Students are required to get at least 80 percent correct on the tests before moving on. Evans has been regularly exceeding that, especially in pre-algebra, which she had difficulties with during the past year.
"Every time I get 100 percent on my work, I feel good about it," said Evans.
She is among 35 struggling Waterloo Community Schools' students doing advance preparation for their freshman year with the summer classes. The district also is offering online summer school classes at East High, with 120 attendees, and West High, with 146 attendees. The programs run through July 2 at all three schools.
The software powering those lessons is made by Plato Learning, the same company supplying curriculum for performance-based diploma academies at East and West. A third academy will start this fall at Expo High School. East and West are drawing a mix of students for credit recovery, completing performance-based diploma classes and credit acceleration.
At Hoover, students currently are working toward mastery of "critical concepts" at the eighth-grade level, said summer school facilitator and West High teacher Traci Hahn.
Gage Nardini said learning those concepts has turned out to be fun. He failed some classes at Bunger Middle School this past year and enrolled in the summer program to avoid repeating eighth grade next fall.
He expected to have to do "some really boring" work during summer school. But Nardini likes using the online tutorials because he can put in ear buds and hear the lesson narrated. The program also relies on graphics to teach concepts.
"It's, like, right there, you can see it," said Nardini, of the graphics in a lesson on using distributive properties to solve a pre-algebra problem. "And then it talks to you at the same time. Like, it shows you how to do it."

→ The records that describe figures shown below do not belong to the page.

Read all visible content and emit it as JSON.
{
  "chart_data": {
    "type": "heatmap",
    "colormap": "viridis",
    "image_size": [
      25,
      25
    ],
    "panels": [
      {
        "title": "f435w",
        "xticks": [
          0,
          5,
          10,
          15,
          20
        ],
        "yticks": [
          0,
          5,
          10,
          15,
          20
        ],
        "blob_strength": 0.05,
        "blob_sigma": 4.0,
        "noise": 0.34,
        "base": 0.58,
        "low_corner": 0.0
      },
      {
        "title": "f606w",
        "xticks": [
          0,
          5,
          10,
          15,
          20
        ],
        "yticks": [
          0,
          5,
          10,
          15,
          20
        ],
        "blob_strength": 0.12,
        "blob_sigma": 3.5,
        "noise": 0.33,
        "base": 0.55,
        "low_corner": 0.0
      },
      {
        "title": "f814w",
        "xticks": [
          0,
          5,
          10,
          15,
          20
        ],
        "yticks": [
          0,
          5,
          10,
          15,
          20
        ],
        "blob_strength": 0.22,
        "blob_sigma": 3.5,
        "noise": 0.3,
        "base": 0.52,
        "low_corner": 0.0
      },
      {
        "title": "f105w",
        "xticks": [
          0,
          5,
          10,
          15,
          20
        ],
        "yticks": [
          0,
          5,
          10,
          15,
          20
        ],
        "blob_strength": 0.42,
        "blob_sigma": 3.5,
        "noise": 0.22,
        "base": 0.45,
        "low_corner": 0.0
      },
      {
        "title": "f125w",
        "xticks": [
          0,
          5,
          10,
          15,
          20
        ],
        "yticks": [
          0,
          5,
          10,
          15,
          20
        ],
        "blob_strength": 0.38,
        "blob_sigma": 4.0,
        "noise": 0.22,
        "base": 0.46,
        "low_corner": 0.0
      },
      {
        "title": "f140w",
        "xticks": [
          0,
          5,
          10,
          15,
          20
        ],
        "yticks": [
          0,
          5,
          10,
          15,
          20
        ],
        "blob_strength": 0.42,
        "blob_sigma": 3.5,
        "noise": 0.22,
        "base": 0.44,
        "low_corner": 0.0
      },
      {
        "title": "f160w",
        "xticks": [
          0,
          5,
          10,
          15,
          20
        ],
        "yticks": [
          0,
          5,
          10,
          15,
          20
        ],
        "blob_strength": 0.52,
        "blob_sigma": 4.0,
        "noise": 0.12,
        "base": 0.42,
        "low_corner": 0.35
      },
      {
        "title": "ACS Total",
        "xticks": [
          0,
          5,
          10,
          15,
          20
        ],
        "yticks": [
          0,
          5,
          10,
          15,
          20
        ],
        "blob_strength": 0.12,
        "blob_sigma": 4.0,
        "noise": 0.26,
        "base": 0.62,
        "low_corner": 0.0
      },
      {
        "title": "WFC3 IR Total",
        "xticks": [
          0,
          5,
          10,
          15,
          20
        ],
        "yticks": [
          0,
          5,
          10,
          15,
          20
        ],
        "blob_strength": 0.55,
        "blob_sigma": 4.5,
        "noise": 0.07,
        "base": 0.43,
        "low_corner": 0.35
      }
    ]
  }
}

After students have achieved mastery on the eighth-grade lessons, they will be introduced to ninth-grade concepts. Sarah Stephan, one of four other teachers working with the students, said that is intended to "give them a start so when they get into high school they have more confidence." That may be critical for these students after failing classes, excessively skipping school or exhibiting behavior problems.
"I came here because I was the normal screw around, fall-asleep-in-class kid," said Conner Hofstadter, while at Bunger during the past year. "The first three quarters, I failed. The last quarter I passed, I believe."
He "dreaded" coming to summer school, but admits "it's not as bad as I pictured it would be" because of his ease around computers. "And the teachers are nicer. They care about what's going on in your life."
Hofstadter likes having teachers available for one-on-one help, working at his own pace and not taking school work home. And he is learning.
Evans also acknowledges the benefits of her summer school experience. "At first I didn't want to come, but now I see that it's really helping me," she said.
And that has convinced her of one important fact: That she will be ready to start ninth grade at West High School in the fall.